Lídia Jorge otorga dos voces a su protagonista. Una exterior, que es escueta. En su comunicación con los demás, la señora Alberti se instala a menudo en el silencio o la parquedad. En su discurrir interior que confía a una grabadora, sin embargo, fluye un torrente de pensamientos sofisticados, divertidos y disparatados. Solo con su hija se muestra locuaz cuando recobra la antigua autoridad maternal para reprocharle que se haya convertido en una escritora de novelas que acaban mal, en uno de los pasajes más regocijantes de Misericordia. “En conjunto, tus libros son un valle excavado en un desierto lleno de gente pobre. Rotos, descalzos, abandonados, locos, emigrados ni de aquí ni de allí, inmigrantes que no tienen donde caerse muertos, muchachas feas a las que todos rehúyen, pobres de todo tipo, gente asesinada, gente que se tira al agua para morir, para que el destino, a cambio, les salve a los hijos, gentes sin religión, sin refugio, sin patria, sin casa, sin modales ni presencia. Y yo sólo me pregunto por qué te sientes atraída por ese tipo de criaturas. Figuras que no se levantan del suelo. Miserables entre los miserables”.

A partir de su madre, Jorge ha construido un personaje poderoso dentro de su fragilidad. La señora Alberti nos da una lección de sabiduría, con su lealtad a los vivos que ahora la rodean por azar y su pelea contra el ensimismamiento que precede a la muerte.

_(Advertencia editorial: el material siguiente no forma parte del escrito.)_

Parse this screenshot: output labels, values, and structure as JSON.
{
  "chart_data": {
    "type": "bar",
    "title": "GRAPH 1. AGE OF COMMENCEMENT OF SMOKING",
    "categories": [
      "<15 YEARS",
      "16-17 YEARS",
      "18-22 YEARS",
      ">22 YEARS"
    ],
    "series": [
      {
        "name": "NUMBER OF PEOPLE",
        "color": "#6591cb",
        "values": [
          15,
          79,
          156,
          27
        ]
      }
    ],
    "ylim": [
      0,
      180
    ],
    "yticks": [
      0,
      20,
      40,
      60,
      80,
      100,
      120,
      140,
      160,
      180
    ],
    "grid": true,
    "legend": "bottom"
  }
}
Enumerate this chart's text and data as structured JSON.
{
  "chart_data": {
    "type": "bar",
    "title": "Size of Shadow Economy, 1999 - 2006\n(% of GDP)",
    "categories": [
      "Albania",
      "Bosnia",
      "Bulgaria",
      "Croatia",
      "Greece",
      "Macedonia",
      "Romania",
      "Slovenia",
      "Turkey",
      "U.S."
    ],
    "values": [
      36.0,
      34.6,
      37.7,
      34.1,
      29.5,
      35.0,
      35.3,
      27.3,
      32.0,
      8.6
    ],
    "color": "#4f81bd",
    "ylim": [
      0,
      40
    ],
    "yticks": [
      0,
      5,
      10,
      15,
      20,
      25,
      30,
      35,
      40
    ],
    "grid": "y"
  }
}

Se desinteresa para siempre de Oriente Próximo y otros avisperos del mundo, pero se implica en los problemas que afectan a esas cuidadoras, casi todas extranjeras como la joven Lilimut, que velan por ella. Y ahí está la misericordia, la empatía, la fábrica de humanidad y fraternidad, que emana del libro, junto a su don para envolver al lector en el fluir diario de un lugar predestinado a la nada. La autora portuguesa logra que la lectura de un cuento de Luis Sepúlveda o las pesquisas para averiguar en qué país asiático se encuentra Bakú cautiven como si fuese la búsqueda de las fuentes del Nilo del doctor Livingstone.

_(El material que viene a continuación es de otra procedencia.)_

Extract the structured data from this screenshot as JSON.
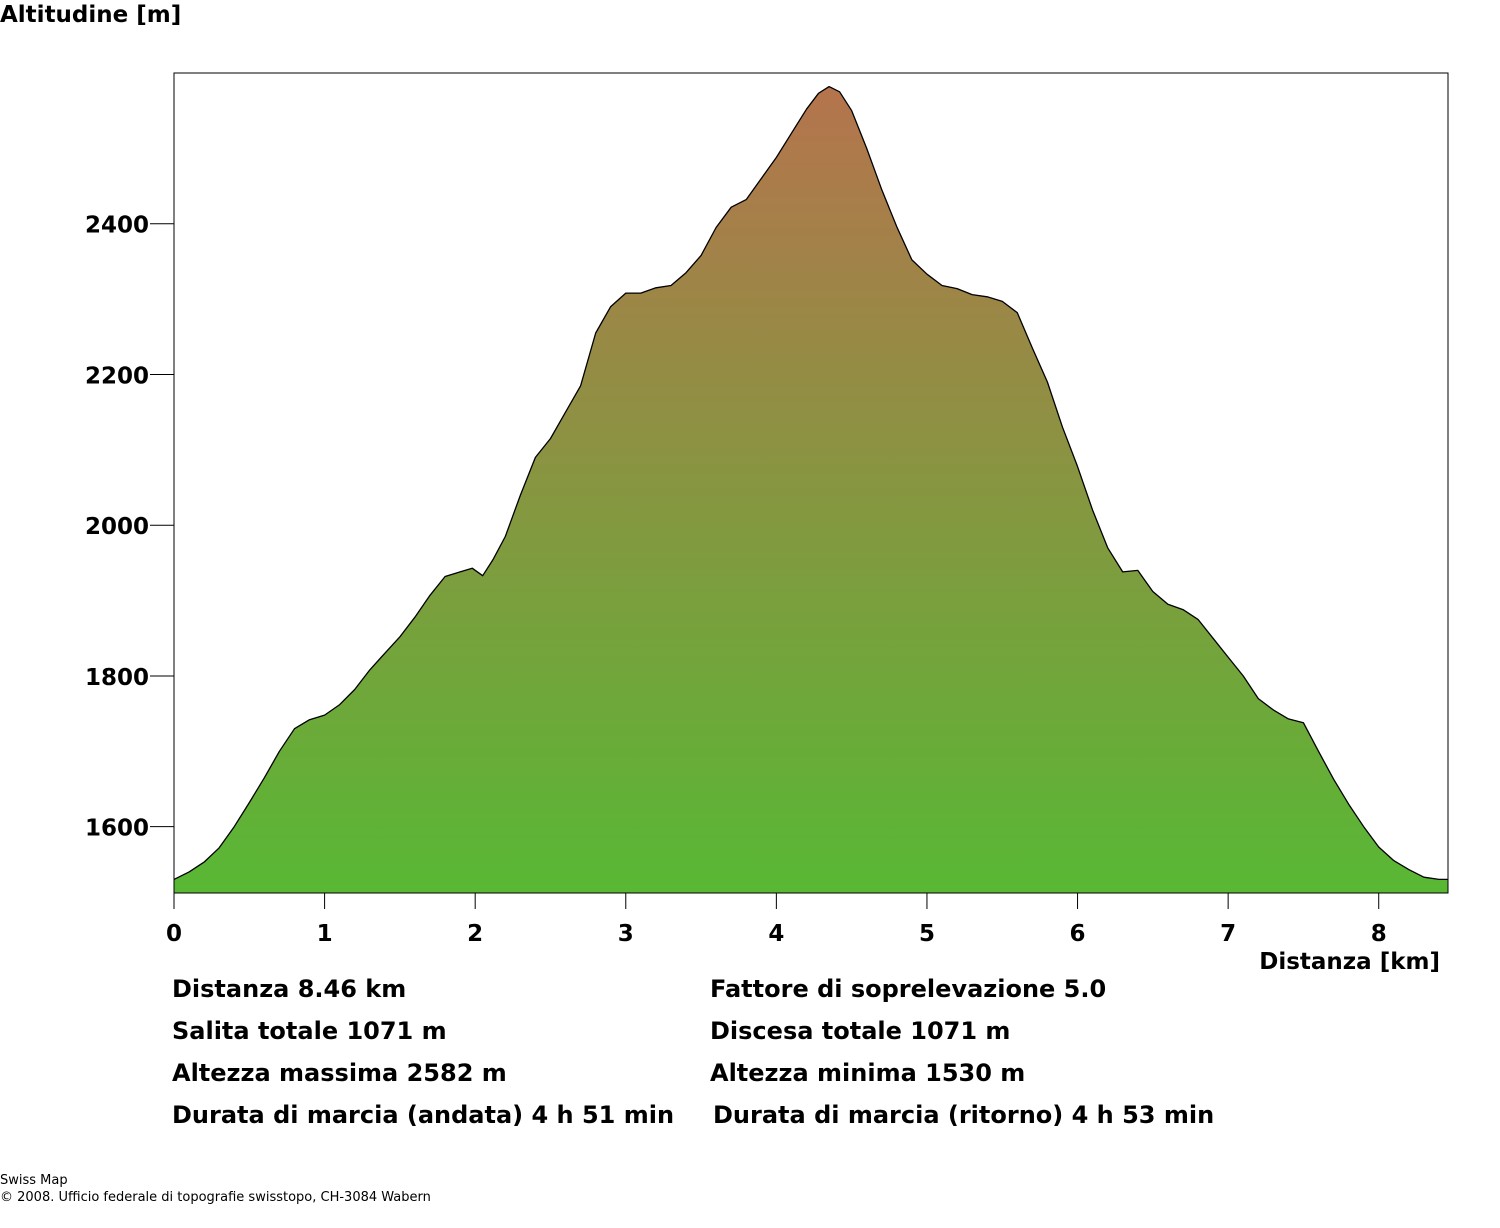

Dice Lídia Jorge que esta novela se diferencia de todas las anteriores, que ella enmarca en la geneaología de la literatura sobre el final de los imperios. Y lo es en el sentido de que es un viaje introspectivo por un lugar sin los zarandeos de la historia contemporánea, que contextualizan sus obras. Sin embargo, Misericordia desvela como pocas la deshumanización de la sociedad actual con su retrato de la gestión de la última fase de la vida. Y de alguna manera no deja de ser un libro sobre el fin de un imperio, aquel territorio personal que la señora Alberti construyó con lo que hizo y lo que le tocó.